Surabaya (pilar.id) – Di masa kolonial, ketika Vereenigde Oostindische Compagnie (VOC) mulai mencengkeram Surabaya sebagai wilayah kekuasaannya pada tahun 1743, Kalimas jadi titik penting bagi VOC untuk mengendalikan perdagangan melalui jalur Pelabuhan Kalimas.
Saat itu, pemerintah Belanda membagi dua wilayah Kalimas menjadi Timur dan Barat. SIsi timur diperuntukkan gedung pemerintahan, bank, dan perusahaan swasta, sedangkan sisi timur, dari kawasan Pecinan sampai Ampel, dibangun sebagai sentra perdagangan.
Hingga sekarang, sisa kejayaan VOC berupa gedung perkantoran dan perdagangan bergaya kolonial masih banyak berdiri di sisi timur dan barat Kalimas.
Tentu, fungsinya tak lagi sebagai gedung atau kantor perdagangan. Bekas gedung perdagangan itu telah berubah fungsi, salah satunya sebagai rumah hunian yang disewakan oleh pemilik gedung.
Jika berkesempatan melihat-lihat di tempat ini, kita akan melihat arsitektur gedung bagian luar yang umumnya tidak berubah. Namun saat masuk ke dalam gedung, kita akan menemukan sekat-sekat yang dijadikan kamar kos, atau disewakan ke warga sekitar yang kebanyakan adalah para pekerja di Kawasan Pasar Pabean dan Ampel.
Seperti diceritakan Rohib, pria berusia 32 tahun yang bermigrasi ke Surabaya dari kota Pamekasan, Madura. Rohib mengaku, dia telah menempati sebuah gedung tua peninggalan kolonial di Jalan Kalimas Baru sejak 2017.
Ia masih ingat benar, saat itu, ia menerima informasi tentang kamar yang tersedia untuk disewa di gudang tua dari temannya bernama Ali. Ali adalah kenalannya yang sudah lebih dulu tinggal di gedung itu satu dekade sebelumnya.
“Saya sudah lama berada di Surabaya. Berada di sini sejak saya masih muda, meskipun saya tidak ingat kapan tepatnya. Saya dulu tinggal di beberapa daerah, tetapi di sini adalah yang paling nyaman,” kata Rohib.

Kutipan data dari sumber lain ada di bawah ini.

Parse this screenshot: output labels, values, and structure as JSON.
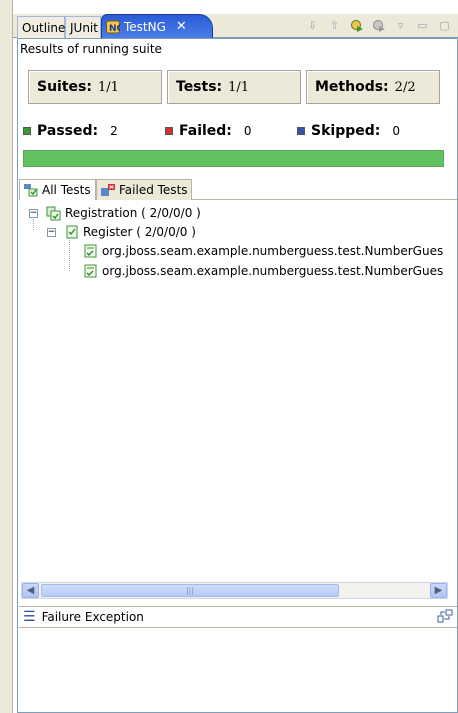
{
  "tabs": [
    {
      "label": "Outline",
      "active": false
    },
    {
      "label": "JUnit",
      "active": false
    },
    {
      "label": "TestNG",
      "active": true
    }
  ],
  "toolbar_icons": [
    "next-failure-icon",
    "previous-failure-icon",
    "rerun-icon",
    "rerun-failed-icon",
    "view-menu-icon",
    "minimize-icon",
    "maximize-icon"
  ],
  "header": {
    "title": "Results of running suite"
  },
  "counters": [
    {
      "label": "Suites:",
      "value": "1/1"
    },
    {
      "label": "Tests:",
      "value": "1/1"
    },
    {
      "label": "Methods:",
      "value": "2/2"
    }
  ],
  "status": [
    {
      "label": "Passed:",
      "value": "2",
      "color": "#3a9a3a"
    },
    {
      "label": "Failed:",
      "value": "0",
      "color": "#cc3333"
    },
    {
      "label": "Skipped:",
      "value": "0",
      "color": "#3355aa"
    }
  ],
  "progress": {
    "fraction": 1.0,
    "color": "#62c262"
  },
  "subtabs": [
    {
      "label": "All Tests",
      "active": true
    },
    {
      "label": "Failed Tests",
      "active": false
    }
  ],
  "tree": {
    "suite": "Registration ( 2/0/0/0 )",
    "test": "Register ( 2/0/0/0 )",
    "methods": [
      "org.jboss.seam.example.numberguess.test.NumberGues",
      "org.jboss.seam.example.numberguess.test.NumberGues"
    ]
  },
  "failure": {
    "title": "Failure Exception"
  }
}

Saat berusia 17 tahun, ia bekerja sebagai sopir mikrobus. Sayang, saat itu tidak banyak penumpang yang memanfaatkan jasa transportasinya. Lalu ia beralih profesi dan menjadi pekerja konstruksi jalan hingga kini. Saat itulah ia pindah ke gedung tua peninggalan kolonial.
“Ini tidak berisik, Bangunan itu tidak berada di depan jalan. Yang bisa masuk hanya warga. Selain itu, harganya juga murah,” ungkapnya.

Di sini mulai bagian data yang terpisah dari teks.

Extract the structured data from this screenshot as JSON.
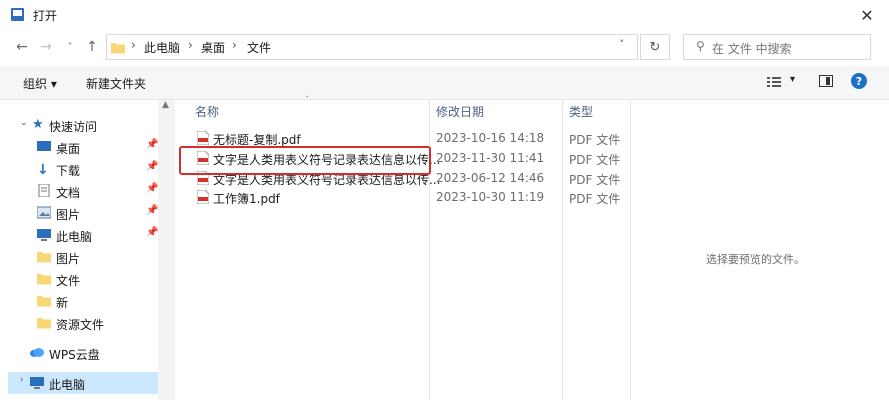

Di dalam gudang, Rohib dan warga lainnya tinggal di kamar berukuran 2 kali 3 meter yang terbuat dari kayu lapis terisolasi. Bangunan ini memiliki tiga kompleks sewa, masing-masing terdiri dari 20 kamar.
Penghuni tidak diizinkan untuk mengubah apa pun, termasuk menambahkan kamar interior permanen. Hal ini untuk mengakomodir pembongkaran struktur jika ada inspeksi mendadak dari komite cagar budaya pemerintah. Meskipun itu belum terjadi dalam 15 tahun terakhir, dan penyewa mengatakan mereka merasa relatif aman dari diusir.

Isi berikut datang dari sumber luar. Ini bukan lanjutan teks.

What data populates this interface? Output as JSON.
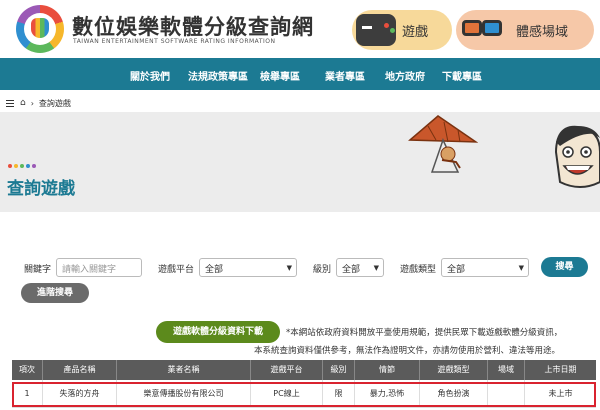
{
  "header": {
    "site_title": "數位娛樂軟體分級查詢網",
    "site_subtitle": "TAIWAN ENTERTAINMENT SOFTWARE RATING INFORMATION",
    "logo_text": "Taiwan Game Software Rating Management",
    "games_label": "遊戲",
    "vr_label": "體感場域"
  },
  "nav": {
    "items": [
      "關於我們",
      "法規政策專區",
      "檢舉專區",
      "業者專區",
      "地方政府",
      "下載專區"
    ]
  },
  "breadcrumb": {
    "current": "查詢遊戲"
  },
  "banner": {
    "title": "查詢遊戲",
    "dot_colors": [
      "#e94e3d",
      "#f6b72b",
      "#5cb85c",
      "#2f8fd0",
      "#9b59b6"
    ]
  },
  "search": {
    "keyword_label": "關鍵字",
    "keyword_placeholder": "請輸入關鍵字",
    "platform_label": "遊戲平台",
    "platform_value": "全部",
    "rating_label": "級別",
    "rating_value": "全部",
    "type_label": "遊戲類型",
    "type_value": "全部",
    "search_button": "搜尋",
    "advanced_button": "進階搜尋"
  },
  "download": {
    "button": "遊戲軟體分級資料下載",
    "notice_line1": "*本網站依政府資料開放平臺使用規範，提供民眾下載遊戲軟體分級資訊，",
    "notice_line2": "本系統查詢資料僅供參考，無法作為證明文件，亦請勿使用於營利、違法等用途。"
  },
  "table": {
    "headers": [
      "項次",
      "產品名稱",
      "業者名稱",
      "遊戲平台",
      "級別",
      "情節",
      "遊戲類型",
      "場域",
      "上市日期"
    ],
    "rows": [
      [
        "1",
        "失落的方舟",
        "樂意傳播股份有限公司",
        "PC線上",
        "限",
        "暴力,恐怖",
        "角色扮演",
        "",
        "未上市"
      ]
    ]
  },
  "colors": {
    "nav": "#1c7a93",
    "title": "#1c7a93",
    "download": "#5c8a1c",
    "highlight": "#d9232f"
  }
}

Selain Rohib, ada Sumiyati yang bekerja sebagai binatu dan suaminya, yang bekerja sebagai tukang becak, adalah pendatang dari Madura.
Seperti Rohib dan sebagian besar tetangga, mereka adalah kaum pendatang di Kota Surabaya dengan penghasilan rendah di bawah Upah Minumum Perkotaan (UMK).
Hidup dan tinggal di sekat sekat kamar gedung tua adalah pilihan paling logis bagi mereka. Dengan biaya sewa Rp 2 juta per tahun, ruang bersekat dalam geung kolonial itu jadi pilihan terbaik bagi mereka, daripada harus menyewa rumah dengan harga rata-rata di Kota Surabaya yang mencapai Rp 20 juta per tahun.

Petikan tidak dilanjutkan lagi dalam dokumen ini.